Just go with what you like best. If you like more rocks, put in more rocks. If you like a lot of grass, put in more grass. I'm sure it will be very nice, whatever you decide to do.


----------



## TianTian (Apr 14, 2009)

Thanks! I'll give y'all updates on this thread as time goes by and I prepare the epic paludarium.


----------



## dramaqueen (Jul 7, 2008)

We definitely want pics when you get it all set up. lol


----------



## Nataku (Feb 22, 2009)

I like the grassy plants. That one also seems to have some nice Java fern in there,which is always pretty. Another idea if you go with the southeast Asian theme is bamboo. A paludarium is actually a good situation where they could work nicely, as the could be planted in the water and grow out of it, and you can get bamboo in tons of different styles too, lot of people like to bend them around and shape them as they grow.


----------



## TianTian (Apr 14, 2009)

Ferns!!! That sounds like a great idea!  And the bamboo can be bought for extra-cheap near my house back home. 
I might do a half-fake/half-real as far as plants go. Maybe.


----------



## Sarkazmo (Apr 20, 2009)

If you're going to do this, do it right. Don't cheapen your efforts by mixing real and fake plants. Go real if you can.
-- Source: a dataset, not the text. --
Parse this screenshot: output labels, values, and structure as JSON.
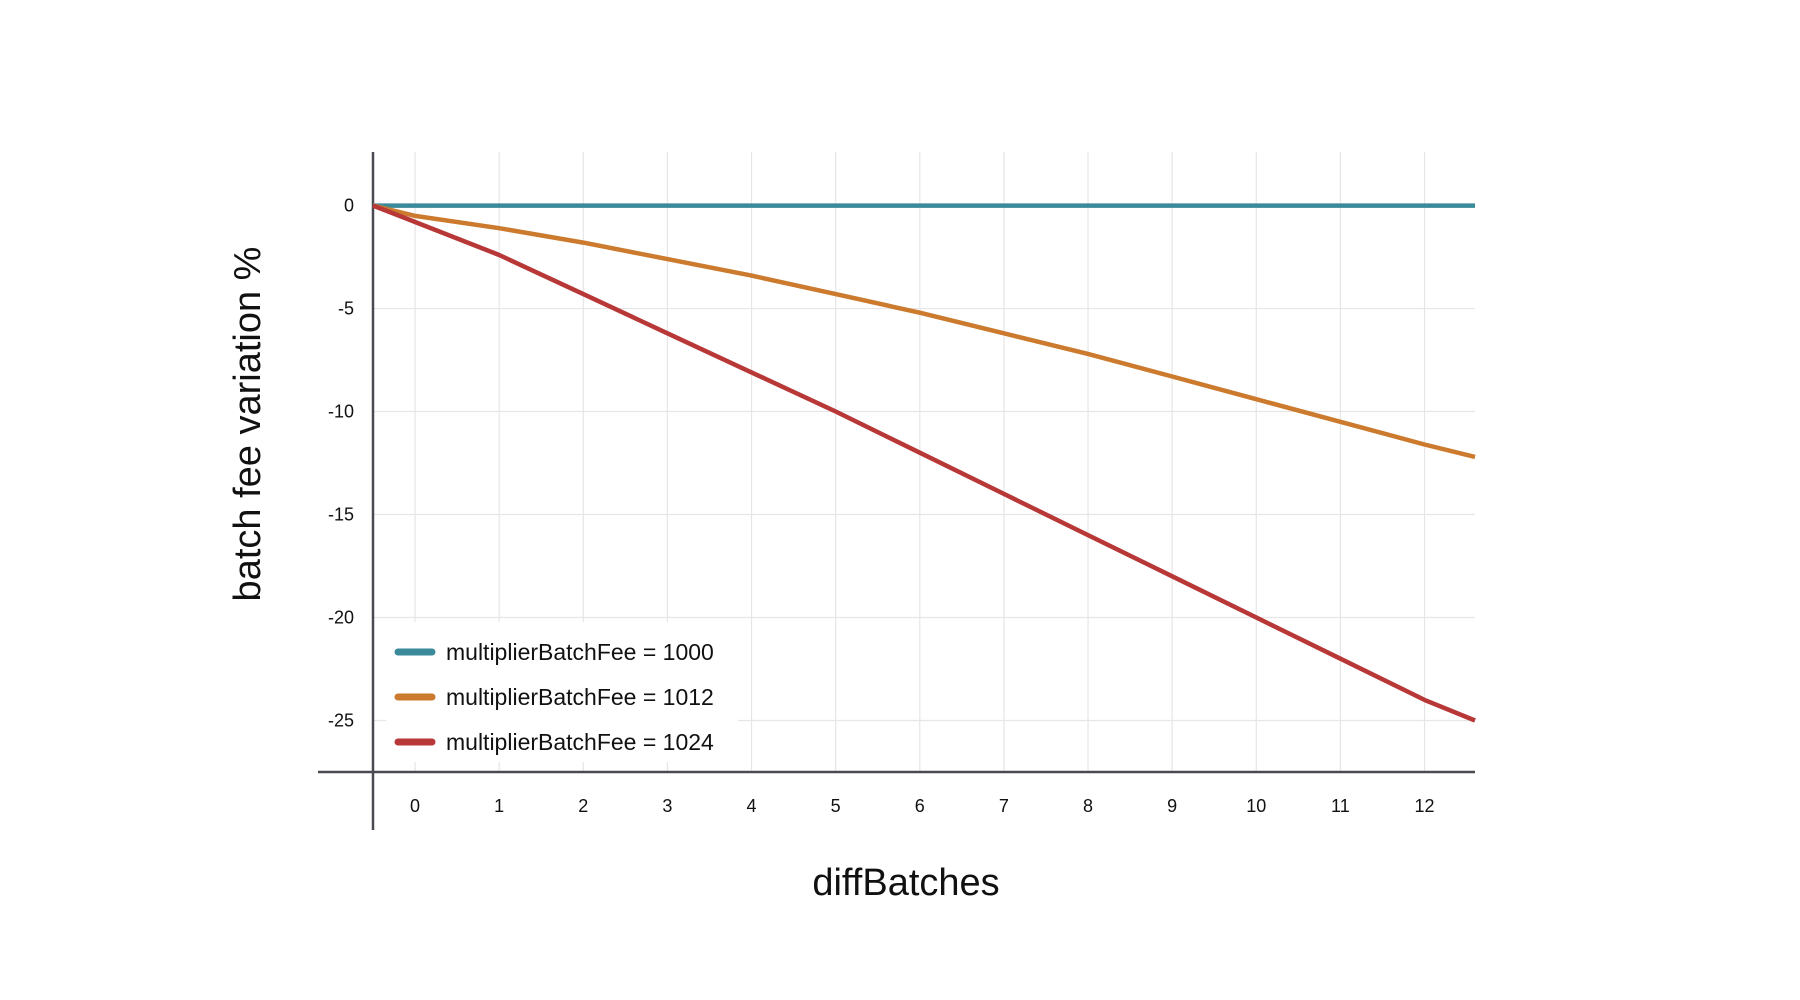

If you go the bamboo route be aware that the fastest growing plant is a species of bamboo (at something close to 46" growth in 24 hrs.) But real bamboo can be incorporated into your display by splitting the bamboo you can make great water ways. Whole bamboo that's been hollowed out can make an outlet for a water fall or pieces of bamboo can be used to allow amphibious creatures another path out of the water.

There are many varieties of fresh water shrimp that would get along peacefully with a betta. There's also some filter feeding shrimp and crayfish that're completely harmless. Be careful of the more agressive inverts that won't hesitate to snatch up a slow moving fishy. Clams, muscles, and snails would be good choices as well but the first two require more maintenance and a careful watch because a dead one can foul a tank in no time. Mangrove plants could be another option... Lillies could be beautiful. Lots of possibilities. I can't wait to see some of the initial work. Good luck!

Sark


----------



## TianTian (Apr 14, 2009)

Thank you, Sarkazmo!


----------